Monday marks the birthday of the late Audre Lorde, a Caribbean-American writer and activist, and self-proclaimed "black lesbian feminist mother warrior poet.” In the grander scheme of Black History Month, hers is a name not often celebrated in comparison to others, which include Maya Angelou, Langston Hughes, and James Baldwin. However, her dedication and impact in utilizing creativity to take on serious issues pertaining to race and sexuality make her a notable figure for social justice in all respects.
Lorde passed away from liver cancer in 1992 and would have been 79 years of age today.
She was born in New York City as Audrey Geraldine Lorde in 1934 to her immigrant parents, Frederic Byron and Linda Belmar Lorde, the youngest of their three daughters. . She was nearly legally blind, and a latecomer in terms of writing and speech. Around the age of four she decided to omit the Y from her first name in admiration of how aesthetically pleasing Audre Lorde was to her senses.
Thanks to her mother’s influence, she became enamored with words. Her fist poem in high school was published in Seventeen, after she was said to have found solidarity with rebels at Hunter High School versus the “patronizing” and “hostile” racism experienced at her Catholic grammar schools. She went to Hunter College in New York City and graduated with a bachelor’s degree, and went on to study at the National University of Mexico. Upon returning to New York, she eventually obtained her masters' degree in library science from Columbia University in 1961.
In the 1960s, Lorde was deeply involved in writing, and her works were regularly published. She was a librarian at Mount Vernon in New York and was married in 1962. She had two children with husband Edward Rollins, but the couple later divorced.
Lorde's first big break came in 1968 when her first volume of poetry, entitled The First Cities, was published. Critic Dudley Randall described it as a “quiet, introspective book.” Her second volume, Cables to Rage, was published in 1970. It contains one of her more famous poems, “Martha,” a testament to her coming out as a lesbian in beautiful and delicately powerful wording mixed with storytelling, as can be seen in the following snippet:
I need you need me
Je suis Martha I do not speak French kissing
oh Wow.

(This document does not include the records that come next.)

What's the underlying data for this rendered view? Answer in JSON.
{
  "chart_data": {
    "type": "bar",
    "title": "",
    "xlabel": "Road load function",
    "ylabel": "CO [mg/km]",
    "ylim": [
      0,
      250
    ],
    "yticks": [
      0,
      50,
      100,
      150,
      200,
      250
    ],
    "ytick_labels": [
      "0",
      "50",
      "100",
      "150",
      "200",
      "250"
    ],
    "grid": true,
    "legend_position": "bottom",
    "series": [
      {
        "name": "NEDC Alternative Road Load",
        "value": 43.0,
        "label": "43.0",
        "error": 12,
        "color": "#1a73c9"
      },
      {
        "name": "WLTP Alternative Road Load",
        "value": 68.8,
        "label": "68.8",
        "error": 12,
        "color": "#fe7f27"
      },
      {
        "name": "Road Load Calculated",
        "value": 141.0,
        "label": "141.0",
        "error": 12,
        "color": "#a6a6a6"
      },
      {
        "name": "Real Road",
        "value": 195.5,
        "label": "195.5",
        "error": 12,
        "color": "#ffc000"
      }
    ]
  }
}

Black and…Black and…beautiful?
Black and becoming
somebody else maybe Erica maybe who sat
in the fourth row behind us in high school
but I never took French with you Martha
and who is this Madame Erudite
who is not me?
In Lorde's following volumes, including her published work Coal and her poem of the same name, she makes cases against and for race as a woman of color oftentimes snuffed out by society. Raising herself (and thereby encouraging her fellow African-Americans), she likens herself to coal in the ground, a product of earth that is then transformed into a valuable and precious diamond as evident in her verse: “I am black because I come from the earth’s inside / Take my word for jewel in your open light.”
After the release her highly acclaimed book of poetry, The Black Unicorn (1978), came The Cancer Journals (1980), works where she extensively chronicles her struggles with breast cancer and her following mastectomy through the lens of a "black lesbian feminist experience." In her last volume of poetry, The Marvelous Arithmetics of Distance, published after her death, it was said that Lorde expressed hope for her work to "be filled with shards of light thrown off from the shifting tensions between the dissimilar, for that is the real stuff of creation and growth."
Her desire for growth and creation in a world rife with discord is one that lives on — a light that shines even in the most unexpected of places, such as 17th St and Union Square East in New York City. May the world never forget of her unique mark.